Deciding on a tenant...

10 Replies

So I am pretty sure I know what the answer here is going to be, but here is my first dilemma as a new landlord. Took a few applications the other day. Two qualified groups of tenants.  Both groups of 4 young adult roommates for a 4 bedroom house.

Both groups have comparable, good credit scores and clean background checks.

Group A live in town and have various low paying jobs, but between the 4 of them have a >4:1 income/rent ratio.

Group B are similar, but make considerably more, for a 7:1 ratio.

The catch: they are moving here from a smaller town nearby, and only one is keeping their job.  The other three have service jobs and will need to find new employment.  One has a side gig lined up for minimal pay, one swears he could get a restaurant job from a friend if  nothing else works out.  I feel like I'm rolling the dice with this group, but their job/landlord references all have the most positive, glowing reviews of them all, "responsible," "hard working," etc. They all have some savings to last a few months, and their average credit score is a hair higher than group A (by less than 10 points)


If credit, criminal, eviction issues are not there with group A I probably lean towards taking them. You don't want to underwrite the Group B folks based on jobs they don't have. 

With that being said, use your instincts. I still remember moving back to my home town after getting married. I was filling out the application for a small $700 per month apartment and I was denied because I had a part time job making $600 per month and that was it. Obviously, I had no income, but my wife and I had masters degrees and 20k in the bank. The idiot land lord in a C class market could have had two tenants with 800 fico scores, but she didn't even ask for a co signer...

If Group B just seems like a better group, try to quantify why. 

@Robert Drach I assume Group B wouldn't make the minimum income requirement with the jobs they have lined up? If not, I would lean towards Group A. Two main reasons:

1) If Group B have indicated they will no longer be holding the same jobs, I wouldn't include that income in my calculations.
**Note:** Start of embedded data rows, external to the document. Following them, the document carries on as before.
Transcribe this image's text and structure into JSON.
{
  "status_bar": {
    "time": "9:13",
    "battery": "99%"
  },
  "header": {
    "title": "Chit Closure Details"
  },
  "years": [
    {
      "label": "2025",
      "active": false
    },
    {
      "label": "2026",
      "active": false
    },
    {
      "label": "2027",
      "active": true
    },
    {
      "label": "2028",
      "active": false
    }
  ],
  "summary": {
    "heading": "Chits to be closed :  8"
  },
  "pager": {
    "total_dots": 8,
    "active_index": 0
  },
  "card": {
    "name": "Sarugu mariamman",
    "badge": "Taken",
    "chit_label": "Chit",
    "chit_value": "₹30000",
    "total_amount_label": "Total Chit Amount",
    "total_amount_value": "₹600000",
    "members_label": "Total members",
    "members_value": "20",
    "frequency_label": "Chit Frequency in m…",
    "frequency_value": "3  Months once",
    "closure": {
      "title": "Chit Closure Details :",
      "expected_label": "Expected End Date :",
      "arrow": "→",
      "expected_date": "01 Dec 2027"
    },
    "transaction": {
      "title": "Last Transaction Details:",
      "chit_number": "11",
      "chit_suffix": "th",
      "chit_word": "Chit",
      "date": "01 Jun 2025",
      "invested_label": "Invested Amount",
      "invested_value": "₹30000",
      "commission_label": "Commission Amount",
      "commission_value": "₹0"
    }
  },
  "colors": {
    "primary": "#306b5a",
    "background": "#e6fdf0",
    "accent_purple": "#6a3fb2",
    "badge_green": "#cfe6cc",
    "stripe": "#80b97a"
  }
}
If they included that income on their application, I would just make sure that you have it documented why you didn't include it (ideally with written communication from the applicants that they wouldn't be employed there if they got the place). 

2) The fact that Group B is applying for a rental knowing that they don't have sufficient jobs lined up in the area doesn't line up with the glowing review of "responsible." 

That's what I thought you would suggest.

One final defense of group B and their job prospects: I don't think they should have trouble getting wait/bar tending jobs in the current job market...

Thinking I'll reach out and ask if they could get a co-signer.  Their references/credit scores make me feel like they deserve a shot.

My first instinct would be to continue looking. Both groups are transient and you will constantly be having to rescreen new room mates as they rotate in and out. If you do accept one group make sure each is aware that they will be held responsible for the entire rent payment. This way when one or two leaves the remaining will continue paying full rent. Make sure you only receive one payment for the entire group. Do not allow each to pay you individually. I would expect that at some point rent will stop when someone leaves. You also risk having them move in new tenants without informing you. You should also expect to have issues with pets as the ccupants change.

As I said I would not approve either but if you do I would choose group A. B clearly does not qualify without full employment.


This house is near a university, and I always expected my tenants were likely to be transients (students).  I am prepared precisely for the situation you described! These are the two most qualified applicants. 

Are these students or not. If they are students you screen their parents as guarantors and do not worry about the students income.

If they are not students then you treat them as any other applicants. Non student applicants, 4 unrelated indivulaes, are extremely high risk and will be very high maintenance which is why I do not rent to unrelated indivulaes. 

These applicants will add considerably to your time and management as a landlord. You must do regular inspections, quarterly at a minimum.

@Robert Drach Go with the group most likely to have the wherewithal to pay Be more concerned for the parents incomes and credit not so much the kids . Getveveryone of the parents to co sign for junior ! Do inspect more often with these hooligans

Thanks everybody.  May sound crazy, but I went with the job-seeking bunch (group B) after getting a rock-solid cosigner.  Really couldn't get past how positive all of the employer/landlord referrals were.  Will let y'all know if I made a huge mistake.